The quarter’s overall revenue rose 2% to $25.5 billion, beating Wall Street estimates of $24.54 billion, according to FactSet.
That was because of revenue from sales of regulatory credits, which help rivals meet emissions standards. Tesla sold $890 million worth in the quarter, triple what it sold a year ago.
Excluding one time items, Tesla made 52 cents per share, below analyst expectations of 61 cents.
Tesla shares had been down more than 40% earlier in the year, but have since recovered most of the losses.
Earlier this month Tesla said it sold 443,956 vehicles from April through June, down 4.8% from 466,140 sold the same period a year ago.
Although the sales were better than the 436,000 that analysts had expected, they still were a sign of weakening demand for the company’s aging product lineup.
For the first half of the year, Tesla has sold about 831,000 vehicles worldwide, far short of the more than 1.8 million for the full year that Musk has predicted.

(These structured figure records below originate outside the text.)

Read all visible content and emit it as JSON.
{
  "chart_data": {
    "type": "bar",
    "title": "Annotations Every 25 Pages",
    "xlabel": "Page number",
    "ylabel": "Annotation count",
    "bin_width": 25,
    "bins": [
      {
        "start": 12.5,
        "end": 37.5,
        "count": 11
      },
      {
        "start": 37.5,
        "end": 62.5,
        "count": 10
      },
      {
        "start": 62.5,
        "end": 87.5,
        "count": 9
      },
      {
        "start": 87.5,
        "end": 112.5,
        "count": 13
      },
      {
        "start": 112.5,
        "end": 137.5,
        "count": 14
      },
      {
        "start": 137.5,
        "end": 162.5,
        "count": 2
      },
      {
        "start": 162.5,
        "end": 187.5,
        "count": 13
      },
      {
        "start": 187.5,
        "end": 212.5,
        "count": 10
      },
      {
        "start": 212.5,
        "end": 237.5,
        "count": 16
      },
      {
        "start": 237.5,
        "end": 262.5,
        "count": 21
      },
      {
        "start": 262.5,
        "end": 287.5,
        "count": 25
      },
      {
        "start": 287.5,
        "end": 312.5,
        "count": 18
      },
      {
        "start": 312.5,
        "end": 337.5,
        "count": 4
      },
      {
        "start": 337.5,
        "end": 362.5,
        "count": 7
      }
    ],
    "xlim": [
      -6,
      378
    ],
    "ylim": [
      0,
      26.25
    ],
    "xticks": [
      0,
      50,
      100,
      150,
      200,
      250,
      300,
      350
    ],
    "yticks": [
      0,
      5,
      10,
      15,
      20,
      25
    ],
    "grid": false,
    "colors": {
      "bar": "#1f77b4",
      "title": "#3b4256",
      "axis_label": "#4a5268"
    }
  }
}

Tesla said it posted record quarterly revenue “despite a difficult operating environment.”
The company’s energy-storage business took in just over $3 billion in revenue, double the amount in the same period last year.
Munster said he was optimistic about the potential of Tesla’s self-driving software as well as Optimus, the humanoid robot.
“There are other companies that are $3 trillion market caps — I think Tesla can be in that league,” he said.
“Today is not the day to be thinking about this, with these ugly margins, but I think the company is firmly on track with where the world is going.”